The Gα subunit alone also does not bind RACK1. However, the Gβγ dimer and the Gαβγ trimer are both capable of forming complexes with RACK1, with the affinity for the Gαβγ trimer being threefold higher than for the Gβγ dimer (Dell et al. 2002). Dell et al. (2002) also demonstrated that a GST–RACK1 C-terminal truncation consisting of RACK1 residues 1–207 was required for trimeric G protein binding whereas residues 207–317 would not bind the G protein complex. This suggests that the conserved region 1 of RACK1 may be involved in trimeric G protein binding. So, although RACK1 is not a canonical substitute for the Gβ subunit, it can form interactions with the entire trimeric complex.
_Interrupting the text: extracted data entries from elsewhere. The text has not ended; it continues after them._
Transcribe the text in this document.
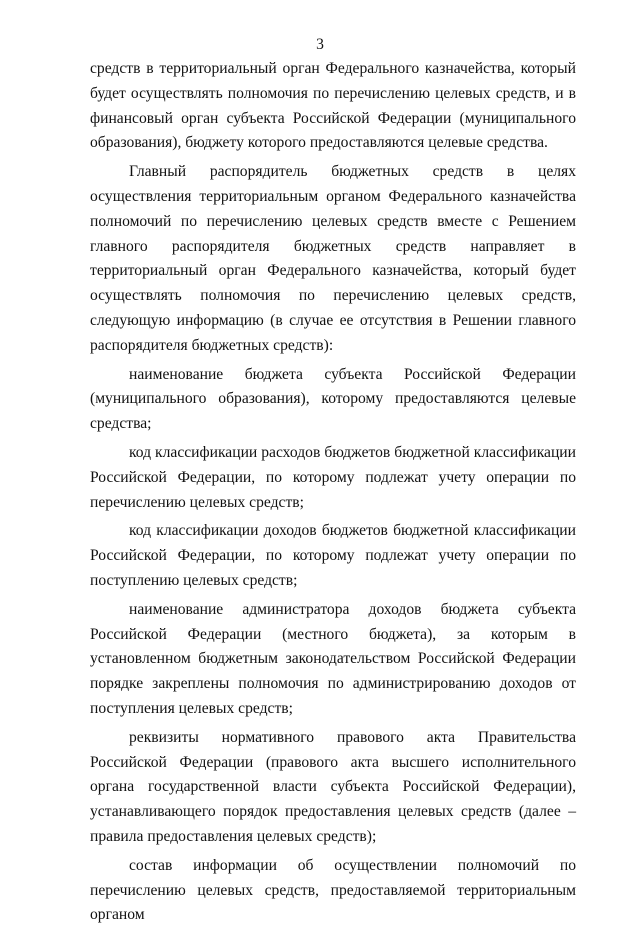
3

средств в территориальный орган Федерального казначейства, который будет осуществлять полномочия по перечислению целевых средств, и в финансовый орган субъекта Российской Федерации (муниципального образования), бюджету которого предоставляются целевые средства.

Главный распорядитель бюджетных средств в целях осуществления территориальным органом Федерального казначейства полномочий по перечислению целевых средств вместе с Решением главного распорядителя бюджетных средств направляет в территориальный орган Федерального казначейства, который будет осуществлять полномочия по перечислению целевых средств, следующую информацию (в случае ее отсутствия в Решении главного распорядителя бюджетных средств):

наименование бюджета субъекта Российской Федерации (муниципального образования), которому предоставляются целевые средства;

код классификации расходов бюджетов бюджетной классификации Российской Федерации, по которому подлежат учету операции по перечислению целевых средств;

код классификации доходов бюджетов бюджетной классификации Российской Федерации, по которому подлежат учету операции по поступлению целевых средств;

наименование администратора доходов бюджета субъекта Российской Федерации (местного бюджета), за которым в установленном бюджетным законодательством Российской Федерации порядке закреплены полномочия по администрированию доходов от поступления целевых средств;

реквизиты нормативного правового акта Правительства Российской Федерации (правового акта высшего исполнительного органа государственной власти субъекта Российской Федерации), устанавливающего порядок предоставления целевых средств (далее – правила предоставления целевых средств);

состав информации об осуществлении полномочий по перечислению целевых средств, предоставляемой территориальным органом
Despite the structural differences between RACK1A and Gβ, there is evidence to suggest that RACK1 homologs in some species might retain Gβ-like function. Zeller et al. (2007) recently established Asc1, a yeast homolog of RACK1, as a bona fide Gβ subunit since Asc1 has been shown to interact directly with the Gα subunit in a guanine nucleotide-dependent manner. In addition, the Asc1 ortholog in Cryptococcus neoformans, Gib2, has been identified as a Gβ-like subunit that functions as a positive regulator of cAMP, as opposed to a negative regulator in yeast where it regulates melanization and capsule formation associated with virulence (Palmer et al. 2006). This Gβ-like function occurs in the absence of interaction with a Gγ subunit. These proteins are thus described as “non-canonical Gβ subunits.” However, the structural basis of the reported interaction of RACK1 homologs in yeast and in Cryptococcus with the Gα subunit remains to be identified.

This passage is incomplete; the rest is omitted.